Spying just got easier.

Spy Glasses

Meta-formerly-Facebook just unveiled its new model of Ray-Ban smart glasses, and as you might expect, they're a privacy nightmare waiting to happen.

Awkwardly announced by CEO Mark Zuckerberg at the Meta Connect event on Wednesday, these new pieces of facewear, formally called an unwieldy "Ray-Ban Meta Smart Glasses," are a follow-up to the dismal flop Ray-Ban Stories. With a 12 megapixel camera, the specs can snap photos and record video at a solid 30 frames per second at 1080p.

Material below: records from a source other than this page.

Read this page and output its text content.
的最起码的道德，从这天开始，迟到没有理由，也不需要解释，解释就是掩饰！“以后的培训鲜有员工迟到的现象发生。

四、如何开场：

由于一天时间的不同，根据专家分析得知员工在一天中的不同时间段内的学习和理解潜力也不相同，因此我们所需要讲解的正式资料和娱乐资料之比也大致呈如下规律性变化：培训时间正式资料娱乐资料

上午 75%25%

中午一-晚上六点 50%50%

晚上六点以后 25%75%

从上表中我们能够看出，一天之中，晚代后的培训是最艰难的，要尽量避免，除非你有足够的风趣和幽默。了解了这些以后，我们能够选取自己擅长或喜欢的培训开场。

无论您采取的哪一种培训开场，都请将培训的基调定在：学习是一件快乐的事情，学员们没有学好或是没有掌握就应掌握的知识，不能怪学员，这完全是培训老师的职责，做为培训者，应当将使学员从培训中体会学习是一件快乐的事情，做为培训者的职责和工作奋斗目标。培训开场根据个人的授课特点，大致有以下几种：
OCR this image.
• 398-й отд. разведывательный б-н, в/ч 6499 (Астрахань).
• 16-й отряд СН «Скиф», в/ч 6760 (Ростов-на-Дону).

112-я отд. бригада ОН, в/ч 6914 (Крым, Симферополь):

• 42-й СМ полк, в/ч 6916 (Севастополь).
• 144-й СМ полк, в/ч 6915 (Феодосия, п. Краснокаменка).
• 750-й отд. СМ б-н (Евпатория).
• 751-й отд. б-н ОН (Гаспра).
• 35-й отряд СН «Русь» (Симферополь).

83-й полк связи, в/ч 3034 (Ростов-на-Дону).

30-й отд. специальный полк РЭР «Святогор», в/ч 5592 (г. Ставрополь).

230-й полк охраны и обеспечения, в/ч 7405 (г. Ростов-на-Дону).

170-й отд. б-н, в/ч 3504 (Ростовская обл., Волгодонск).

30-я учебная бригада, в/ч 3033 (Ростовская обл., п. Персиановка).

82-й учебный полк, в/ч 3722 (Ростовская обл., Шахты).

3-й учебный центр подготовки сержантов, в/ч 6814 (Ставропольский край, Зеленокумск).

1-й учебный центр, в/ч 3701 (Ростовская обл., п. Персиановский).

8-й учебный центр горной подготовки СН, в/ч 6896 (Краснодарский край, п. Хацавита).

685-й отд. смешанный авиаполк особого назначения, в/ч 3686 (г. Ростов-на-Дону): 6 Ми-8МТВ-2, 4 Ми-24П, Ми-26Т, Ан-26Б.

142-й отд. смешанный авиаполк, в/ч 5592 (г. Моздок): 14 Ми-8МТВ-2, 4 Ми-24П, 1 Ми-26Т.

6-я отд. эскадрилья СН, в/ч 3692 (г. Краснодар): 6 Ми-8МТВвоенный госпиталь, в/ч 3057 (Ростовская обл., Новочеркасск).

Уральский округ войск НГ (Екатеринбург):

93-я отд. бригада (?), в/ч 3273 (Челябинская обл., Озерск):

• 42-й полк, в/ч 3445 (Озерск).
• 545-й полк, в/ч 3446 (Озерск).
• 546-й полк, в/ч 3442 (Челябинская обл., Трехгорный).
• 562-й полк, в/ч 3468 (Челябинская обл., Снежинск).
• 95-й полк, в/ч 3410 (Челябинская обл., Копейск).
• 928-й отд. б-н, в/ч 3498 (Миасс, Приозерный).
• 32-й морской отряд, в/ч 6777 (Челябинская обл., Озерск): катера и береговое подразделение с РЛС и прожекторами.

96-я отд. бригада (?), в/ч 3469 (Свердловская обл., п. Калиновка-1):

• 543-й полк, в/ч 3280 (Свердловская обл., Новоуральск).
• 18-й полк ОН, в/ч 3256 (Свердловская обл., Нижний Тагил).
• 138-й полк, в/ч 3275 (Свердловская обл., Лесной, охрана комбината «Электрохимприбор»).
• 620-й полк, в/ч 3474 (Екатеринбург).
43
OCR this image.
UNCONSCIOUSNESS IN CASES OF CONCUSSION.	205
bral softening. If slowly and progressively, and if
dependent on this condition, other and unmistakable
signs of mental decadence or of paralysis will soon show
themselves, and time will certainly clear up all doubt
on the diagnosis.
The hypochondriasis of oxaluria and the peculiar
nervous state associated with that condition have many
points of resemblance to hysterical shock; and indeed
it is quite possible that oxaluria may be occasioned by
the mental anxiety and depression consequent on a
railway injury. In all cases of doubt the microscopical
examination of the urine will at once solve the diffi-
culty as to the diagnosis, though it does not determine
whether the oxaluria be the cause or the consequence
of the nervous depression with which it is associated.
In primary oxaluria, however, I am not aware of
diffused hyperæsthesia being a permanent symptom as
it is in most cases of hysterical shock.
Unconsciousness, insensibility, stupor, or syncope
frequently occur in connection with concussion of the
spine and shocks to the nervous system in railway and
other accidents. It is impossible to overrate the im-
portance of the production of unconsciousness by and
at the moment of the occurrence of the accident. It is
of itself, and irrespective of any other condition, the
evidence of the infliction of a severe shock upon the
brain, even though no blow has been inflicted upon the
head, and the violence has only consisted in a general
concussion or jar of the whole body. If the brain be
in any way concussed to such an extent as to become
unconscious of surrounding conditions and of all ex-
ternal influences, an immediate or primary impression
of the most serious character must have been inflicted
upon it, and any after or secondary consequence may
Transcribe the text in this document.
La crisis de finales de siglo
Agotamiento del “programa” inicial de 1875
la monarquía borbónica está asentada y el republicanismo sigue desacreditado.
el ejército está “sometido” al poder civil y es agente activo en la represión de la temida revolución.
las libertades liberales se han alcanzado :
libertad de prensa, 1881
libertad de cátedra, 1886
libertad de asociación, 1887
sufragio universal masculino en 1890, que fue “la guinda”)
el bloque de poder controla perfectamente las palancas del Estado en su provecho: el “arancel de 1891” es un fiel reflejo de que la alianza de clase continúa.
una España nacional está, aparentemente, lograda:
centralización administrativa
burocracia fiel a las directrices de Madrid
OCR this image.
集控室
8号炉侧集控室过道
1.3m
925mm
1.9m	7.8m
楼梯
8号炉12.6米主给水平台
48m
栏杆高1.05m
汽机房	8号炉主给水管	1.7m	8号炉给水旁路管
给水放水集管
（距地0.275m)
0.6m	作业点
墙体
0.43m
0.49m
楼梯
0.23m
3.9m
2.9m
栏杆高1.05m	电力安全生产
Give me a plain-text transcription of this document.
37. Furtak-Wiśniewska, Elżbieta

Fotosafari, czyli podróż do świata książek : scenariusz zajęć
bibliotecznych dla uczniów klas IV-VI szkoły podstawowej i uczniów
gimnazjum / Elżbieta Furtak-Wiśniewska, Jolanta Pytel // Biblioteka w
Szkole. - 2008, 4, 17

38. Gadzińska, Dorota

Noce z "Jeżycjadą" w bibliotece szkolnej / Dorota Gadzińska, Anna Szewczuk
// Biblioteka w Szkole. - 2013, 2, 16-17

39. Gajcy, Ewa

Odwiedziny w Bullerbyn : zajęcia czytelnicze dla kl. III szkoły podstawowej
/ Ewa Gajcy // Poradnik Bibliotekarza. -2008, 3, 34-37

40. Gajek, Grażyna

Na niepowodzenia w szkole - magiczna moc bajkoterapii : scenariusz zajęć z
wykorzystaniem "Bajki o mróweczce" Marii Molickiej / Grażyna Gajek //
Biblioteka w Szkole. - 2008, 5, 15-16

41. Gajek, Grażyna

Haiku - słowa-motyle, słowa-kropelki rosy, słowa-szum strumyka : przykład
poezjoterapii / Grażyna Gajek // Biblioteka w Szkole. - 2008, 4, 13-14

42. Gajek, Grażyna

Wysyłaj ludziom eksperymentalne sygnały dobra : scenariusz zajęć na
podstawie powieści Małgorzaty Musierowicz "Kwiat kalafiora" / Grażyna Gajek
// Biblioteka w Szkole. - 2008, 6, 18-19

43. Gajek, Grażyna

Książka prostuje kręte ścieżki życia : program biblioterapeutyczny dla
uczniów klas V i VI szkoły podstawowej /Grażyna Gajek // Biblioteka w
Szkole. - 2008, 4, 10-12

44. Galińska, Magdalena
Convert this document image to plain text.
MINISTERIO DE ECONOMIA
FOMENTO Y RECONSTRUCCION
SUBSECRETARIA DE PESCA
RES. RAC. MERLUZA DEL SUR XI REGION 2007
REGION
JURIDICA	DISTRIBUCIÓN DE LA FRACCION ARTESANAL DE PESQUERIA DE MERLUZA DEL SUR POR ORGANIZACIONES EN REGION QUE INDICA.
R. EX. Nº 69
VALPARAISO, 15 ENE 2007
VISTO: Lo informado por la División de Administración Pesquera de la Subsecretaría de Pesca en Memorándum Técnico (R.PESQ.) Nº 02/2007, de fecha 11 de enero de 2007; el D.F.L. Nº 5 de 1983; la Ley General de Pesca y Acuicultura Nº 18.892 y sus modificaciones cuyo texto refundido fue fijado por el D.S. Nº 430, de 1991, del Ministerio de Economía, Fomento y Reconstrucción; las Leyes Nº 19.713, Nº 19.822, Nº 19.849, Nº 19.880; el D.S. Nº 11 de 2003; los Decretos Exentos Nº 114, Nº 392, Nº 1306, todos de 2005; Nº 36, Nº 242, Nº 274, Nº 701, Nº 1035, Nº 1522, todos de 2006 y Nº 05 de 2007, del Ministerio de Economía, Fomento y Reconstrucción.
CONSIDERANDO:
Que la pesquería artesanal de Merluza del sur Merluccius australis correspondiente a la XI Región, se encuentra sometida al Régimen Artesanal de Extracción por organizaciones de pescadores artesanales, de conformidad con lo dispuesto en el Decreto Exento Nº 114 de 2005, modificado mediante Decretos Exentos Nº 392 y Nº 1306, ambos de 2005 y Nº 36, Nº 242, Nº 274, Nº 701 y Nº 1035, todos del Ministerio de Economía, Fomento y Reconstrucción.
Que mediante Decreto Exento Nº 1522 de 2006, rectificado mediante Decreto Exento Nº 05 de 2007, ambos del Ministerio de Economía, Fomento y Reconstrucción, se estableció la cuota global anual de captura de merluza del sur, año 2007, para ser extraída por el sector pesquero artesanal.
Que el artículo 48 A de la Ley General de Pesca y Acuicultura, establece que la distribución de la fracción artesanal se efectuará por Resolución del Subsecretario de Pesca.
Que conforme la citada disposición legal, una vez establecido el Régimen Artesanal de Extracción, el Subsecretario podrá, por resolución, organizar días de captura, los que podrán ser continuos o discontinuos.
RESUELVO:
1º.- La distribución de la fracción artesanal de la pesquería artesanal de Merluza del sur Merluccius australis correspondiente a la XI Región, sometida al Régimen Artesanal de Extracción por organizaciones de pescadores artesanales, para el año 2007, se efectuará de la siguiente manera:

In addition, the shades, which'll officially be released next month, can now livestream up to 30 minutes at a time to either Instagram or Facebook, allowing anyone willing to shell out for its $299 asking price to play the part of being a tech-hip influencer.

Lights, Camera, Action

Of course, for anyone that isn't keen on shamelessly broadcasting away their lives and feeding it to Meta's algorithms, the idea that anyone wearing these could be recording you might be disturbing, especially since Meta's glasses look almost exactly like regular Ray-Bans, and aren't the painfully unstylish giveaways that were Google's Glass or Snapchat's Spectacles.

But don't worry, the minds at Meta have a solution: the glasses are supposed to light up when they're recording, and unlike when this feature was used in its dud predecessor, it now flashes on and off to make the effect more noticeable.

"Yes, the pattern was more noticeable in person," Victoria Song wrote at The Verge in her hands-on test of the glasses, "...but I was also indoors, and direct sunlight has the tendency to wash out any kind of LED or screen."

"It's hard to say whether this slight tweak is actually enough to address privacy fears when the device itself is so discreet," she added.

Easy Workaround

Needless to say, it doesn't sound like a foolproof solution. The indicator light, in fact, has already been hilariously foiled by whoa-dude podcaster Joe Rogan, who in an interview with Zuckerberg last year smartly asked, umm, "couldn't you just put a piece of tape over the light?"

"I guess in theory," was all Zuckerberg could stammer in defense.

Who's to say someone dedicated enough couldn't just remove the light, either?

Adding to privacy fears, a software update to the glasses is coming down the pipe that will equip them with Meta AI, which the company claims will be able to get information on what you're looking at, like looking up and identifying landmarks, hands-free. God help us all if this tech starts parsing human faces.